Comme c’est le cas pour tous les requins ses effectifs sont en net recul. La résilience de cette espèce est très faible vu qu’il faut au minimum 14 ans pour que les populations décimées par des catastrophes puissent doubler. Son indice de vulnérabilité est par conséquent très élevé et s’établissait en 2017 à 77 sur une échelle de 100. Ce déclin de population est due surtout à la pratique barbare du “shark finning” qui consiste à capturer ce poisson, à l’amputer de ses nageoires et à le rejeter encore vivant à la mer où il connaîtra une fin misérable. Sa chair n’a effet que peu de valeur alors que ses nageoires (les ailerons) sont très recherchées en Orient pour faire des soupes célèbres ou des plats aphrodisiaques. En jetant à l’eau le corps de l’animal les marins des bateaux de pêche disposent de plus de place pour stocker les ailerons ce qui rend infiniment plus lucratives leurs longues sorties en mer.

Rencontre rapprochée. Le Requin bleu est un poisson très curieux et facile à mettre en fuite. Son vrai prédateur est en fait l'homme qui le mutile à mort pour ses nageoires stupidement recherchées en Orient pour des soupes et de prétendus plats aphrodisiaques. La résilience de cette espèce est très faible et elle est aujourd'hui menacée.

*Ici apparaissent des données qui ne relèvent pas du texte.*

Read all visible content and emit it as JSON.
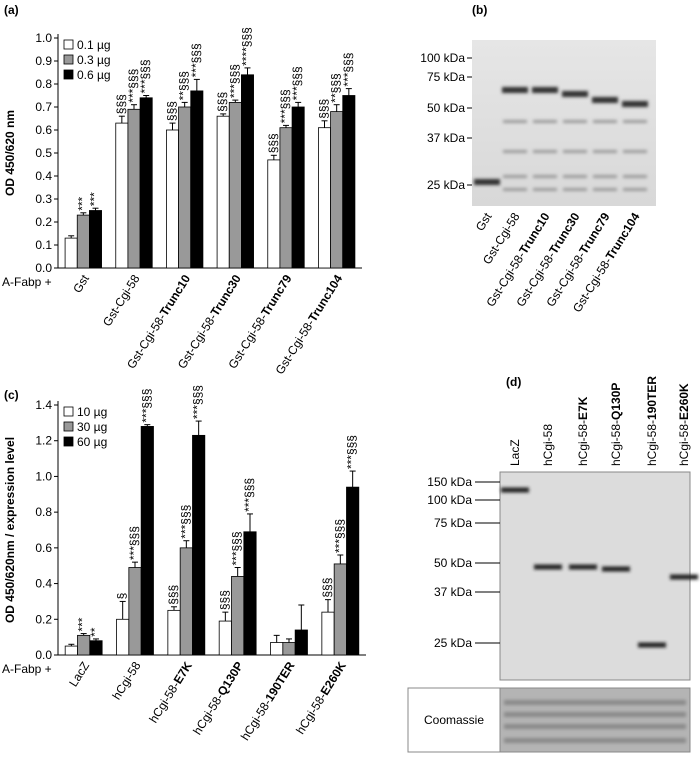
{
  "chart_data": [
    {
      "type": "bar",
      "panel": "(a)",
      "y_label": "OD 450/620 nm",
      "group_label": "A-Fabp +",
      "categories": [
        "Gst",
        "Gst-Cgi-58",
        "Gst-Cgi-58-Trunc10",
        "Gst-Cgi-58-Trunc30",
        "Gst-Cgi-58-Trunc79",
        "Gst-Cgi-58-Trunc104"
      ],
      "series": [
        {
          "name": "0.1 µg",
          "color": "#ffffff",
          "values": [
            0.13,
            0.63,
            0.6,
            0.66,
            0.47,
            0.61
          ],
          "errors": [
            0.01,
            0.03,
            0.03,
            0.01,
            0.02,
            0.03
          ],
          "annotations": [
            null,
            "§§§",
            "§§§",
            "§§§",
            "§§§",
            "§§§"
          ]
        },
        {
          "name": "0.3 µg",
          "color": "#999999",
          "values": [
            0.23,
            0.69,
            0.7,
            0.72,
            0.61,
            0.68
          ],
          "errors": [
            0.01,
            0.02,
            0.02,
            0.01,
            0.01,
            0.03
          ],
          "annotations": [
            "***",
            "***§§§",
            "**§§§",
            "***§§§",
            "***§§§",
            "**§§§"
          ]
        },
        {
          "name": "0.6 µg",
          "color": "#000000",
          "values": [
            0.25,
            0.74,
            0.77,
            0.84,
            0.7,
            0.75
          ],
          "errors": [
            0.01,
            0.01,
            0.05,
            0.03,
            0.02,
            0.03
          ],
          "annotations": [
            "***",
            "***§§§",
            "***§§§",
            "****§§§",
            "***§§§",
            "***§§§"
          ]
        }
      ],
      "ylim": [
        0,
        1.0
      ],
      "yticks": [
        {
          "value": 0,
          "label": "0.0"
        },
        0.1,
        0.2,
        0.3,
        0.4,
        0.5,
        0.6,
        0.7,
        0.8,
        0.9,
        {
          "value": 1,
          "label": "1.0"
        }
      ]
    },
    {
      "type": "bar",
      "panel": "(c)",
      "y_label": "OD 450/620nm / expression level",
      "group_label": "A-Fabp +",
      "categories": [
        "LacZ",
        "hCgi-58",
        "hCgi-58-E7K",
        "hCgi-58-Q130P",
        "hCgi-58-190TER",
        "hCgi-58-E260K"
      ],
      "series": [
        {
          "name": "10 µg",
          "color": "#ffffff",
          "values": [
            0.05,
            0.2,
            0.25,
            0.19,
            0.07,
            0.24
          ],
          "errors": [
            0.01,
            0.1,
            0.02,
            0.05,
            0.04,
            0.07
          ],
          "annotations": [
            null,
            "§",
            "§§§",
            "§§§",
            null,
            "§§§"
          ]
        },
        {
          "name": "30 µg",
          "color": "#999999",
          "values": [
            0.11,
            0.49,
            0.6,
            0.44,
            0.07,
            0.51
          ],
          "errors": [
            0.01,
            0.03,
            0.04,
            0.05,
            0.02,
            0.05
          ],
          "annotations": [
            "***",
            "***§§§",
            "***§§§",
            "***§§§",
            null,
            "***§§§"
          ]
        },
        {
          "name": "60 µg",
          "color": "#000000",
          "values": [
            0.08,
            1.28,
            1.23,
            0.69,
            0.14,
            0.94
          ],
          "errors": [
            0.01,
            0.01,
            0.08,
            0.1,
            0.14,
            0.09
          ],
          "annotations": [
            "**",
            "***§§§",
            "***§§§",
            "***§§§",
            null,
            "***§§§"
          ]
        }
      ],
      "ylim": [
        0,
        1.4
      ],
      "yticks": [
        {
          "value": 0,
          "label": "0.0"
        },
        0.2,
        0.4,
        0.6,
        0.8,
        {
          "value": 1,
          "label": "1.0"
        },
        1.2,
        1.4
      ]
    }
  ],
  "gels": [
    {
      "panel": "(b)",
      "lanes": [
        "Gst",
        "Gst-Cgi-58",
        "Gst-Cgi-58-Trunc10",
        "Gst-Cgi-58-Trunc30",
        "Gst-Cgi-58-Trunc79",
        "Gst-Cgi-58-Trunc104"
      ],
      "markers": [
        "100 kDa",
        "75 kDa",
        "50 kDa",
        "37 kDa",
        "25 kDa"
      ]
    },
    {
      "panel": "(d)",
      "lanes": [
        "LacZ",
        "hCgi-58",
        "hCgi-58-E7K",
        "hCgi-58-Q130P",
        "hCgi-58-190TER",
        "hCgi-58-E260K"
      ],
      "markers": [
        "150 kDa",
        "100 kDa",
        "75 kDa",
        "50 kDa",
        "37 kDa",
        "25 kDa"
      ],
      "loading_label": "Coomassie"
    }
  ]
}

Rencontre rapprochée. Le Requin bleu est un poisson très curieux et facile à mettre en fuite. Son vrai prédateur est en fait l’homme qui le mutile à mort pour ses nageoires stupidement recherchées en Orient pour des soupes et de prétendus plats aphrodisiaques. La résilience de cette espèce est très faible et elle est aujourd’hui menacée © Sebastiano Guido

À titre de curiosité Oppien de Cilicie, dans son poème “Les Halieutiques” écrit au IIe siècle ap. J.C. prétendait que les jeunes requins de cette espèce s’abriteraient en cas de danger dans la gueule de leur parent jusqu’à la fin de l’alerte : Le Requin bleu, plus que tous les autres ovipares, aime et caresse ses oeufs toujours sans bouger jusqu’à ce qu’ils éclosent. Il reste ensuite toujours à côté des petits et quand il les voit trembler à cause d’un poisson vorace il ouvre sa gueule en grand et les y accueille après quoi, une fois qu’ils n’ont plus peur, il les relâche”. La recherche moderne a toutefois démenti l’existence de tels comportements parentaux.

Synonymes

Squalus glaucus Linnaeus, 1758; Carcharias glaucus Linnaeus, 1758; Carcharinus glaucus Linnaeus, 1758; Glyphis glaucus Linnaeus, 1758; Isurus glaucus Linnaeus, 1758; Prionacea glauca Linnaeus, 1758; Carcharias rondeletii Risso, 1810; Carcharias hirundinaceus Valenciennes, 1839; Thalassinus rondeletii Moreau, 1881; Thalassinus rondelettii Moreau, 1881; Carcharias pugae Pérez Canto, 1886; Hypoprion isodus Philippi, 1887; Carcharias gracilis Philippi, 1887; Prionace mackiei Phillipps, 1935; Carcharhinus macki Phillipps, 1935.